Rev. Para. Med. v.20 n.4 Belém dez. 2006

 

ARTIGO ORIGINAL

 

Prevalência de IgG do vírus varicela-zoster (VVZ) em indígenas da tribo Araweté, em Altamira, Pará, de janeiro-fevereiro de 20011

 

Prevalence of IgG of the varicela zoster vírus (VZV) in the indigenous tribe Araweté, Altamira, Pará, from january-february 2001

 

 

Marcos Rogério Menezes da CostaI; Carlos Sousa RamosII; Talita Antonia Furtado MonteiroIII

IBiomédico, Mestre em Biologia de Agentes Infecciosos e Parasitários - UFPa
IIBiomédico, Universidade Federal do Pará
IIIEnfermeira Pesquisadora da Seção de Virologia do Instituto Evandro Chagas

Endereço para correspondência

 

 


RESUMO

OBJETIVO: determinar a prevalência de anticorpos IgG para o vírus da varicela-zoster (VVZ) em indivíduos da comunidade indígena Araweté, Altamira, Pará, Brasil.
MÉTODO: foram testadas 357 amostras de soros de indivíduos residentes na comunidade indígena Araweté, coletadas em janeiro e fevereiro de 2001, após um surto grave causado por esse vírus. Utilizou-se o procedimento imunoenzimático (ELISA) "Kit" da "Clark LaboratorieisTM" (Jamestown-NY-EUA) na pesquisa de anticorpos IgG para o VVZ.
RESULTADOS: as 357 amostras analisadas mostraram taxa de 83,2% (297/357) de positividade. O sexo feminino foi mais acometido que o masculino, com 88,0% (162/184) e 78,0% (135/173), respectivamente, resultando diferença estatisticamente significativa, p= 0,017. A freqüência de soropositividade até os 20 anos de idade foi de 64,0% (190/297).
CONCLUSÃO: aproximadamente 17% do total de indivíduos pesquisados, ainda não apresentam imunidade contra o VVZ. Os autores recomendam a necessidade de vacinação de rotina contra varicela na população suscetível, a fim de conferir proteção contra doença severa em comunidades não imunes.

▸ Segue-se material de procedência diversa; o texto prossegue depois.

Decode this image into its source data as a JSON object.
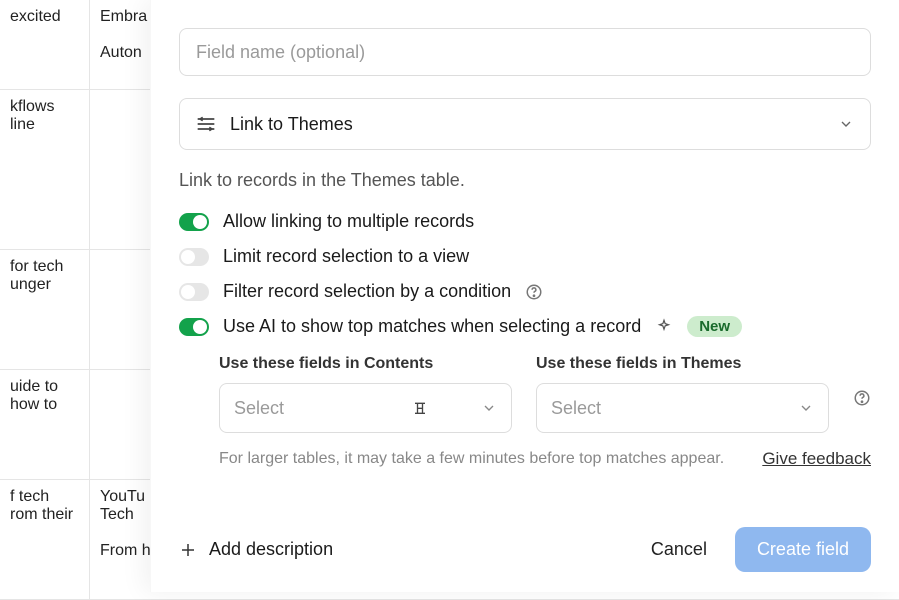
{
  "bg_rows": [
    {
      "c0": "excited",
      "c1": "Embra\n\nAuton"
    },
    {
      "c0": "kflows\nline",
      "c1": ""
    },
    {
      "c0": "for tech\nunger",
      "c1": ""
    },
    {
      "c0": "uide to\nhow to",
      "c1": ""
    },
    {
      "c0": "f tech\nrom their",
      "c1": "YouTu\nTech\n\nFrom humble beginnings ..."
    }
  ],
  "dialog": {
    "field_name_placeholder": "Field name (optional)",
    "type_label": "Link to Themes",
    "helper": "Link to records in the Themes table.",
    "toggles": {
      "allow_multiple": {
        "label": "Allow linking to multiple records",
        "on": true
      },
      "limit_view": {
        "label": "Limit record selection to a view",
        "on": false
      },
      "filter_cond": {
        "label": "Filter record selection by a condition",
        "on": false
      },
      "ai_top": {
        "label": "Use AI to show top matches when selecting a record",
        "on": true,
        "badge": "New"
      }
    },
    "ai": {
      "left_label": "Use these fields in Contents",
      "right_label": "Use these fields in Themes",
      "select_placeholder": "Select",
      "hint": "For larger tables, it may take a few minutes before top matches appear.",
      "feedback": "Give feedback"
    },
    "add_desc": "Add description",
    "cancel": "Cancel",
    "create": "Create field"
  }
}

Descritores: varicela; herpes zoster; índios Araweté.


SUMMARY

OBJECTIVE: the aim of the study was to determine the prevalence of anti-VZV antibodies of immunoglobulin G class (IgG) among remote indian communities living in the central-west region of Pará state, in the municipality of Altamira.
METHOD: serum samples were collected in January 2000 from the Araweté Indians group after the notification of in outbreak of chickenpox starty with 12 cases. VZV-IgG antibodies were measured by enzyme-linked immunosorbent assay (ELISA), using a commercial kit (Clark LaboratoriesTM, Jamestown-NY-USA).
RESULTS: of the 357 tested, 297 (83%) were IgG-positive, of which 45,3% (135/297) were from male indians and 54,7% (162/297) from females individuals. Rates of seropositivity up to 20 years of age was 64,0% (190/297). In addition, frequencies of seropositivity were consistently higher in females than in males (p=0,017).
CONCLUSION: about 17% of the total of searched individuals, still they do not present immunity against the VZV. The need for routine vaccination against varicella of susceptible population is recommended, in order to confer protection against severe disease among these non-immune communities.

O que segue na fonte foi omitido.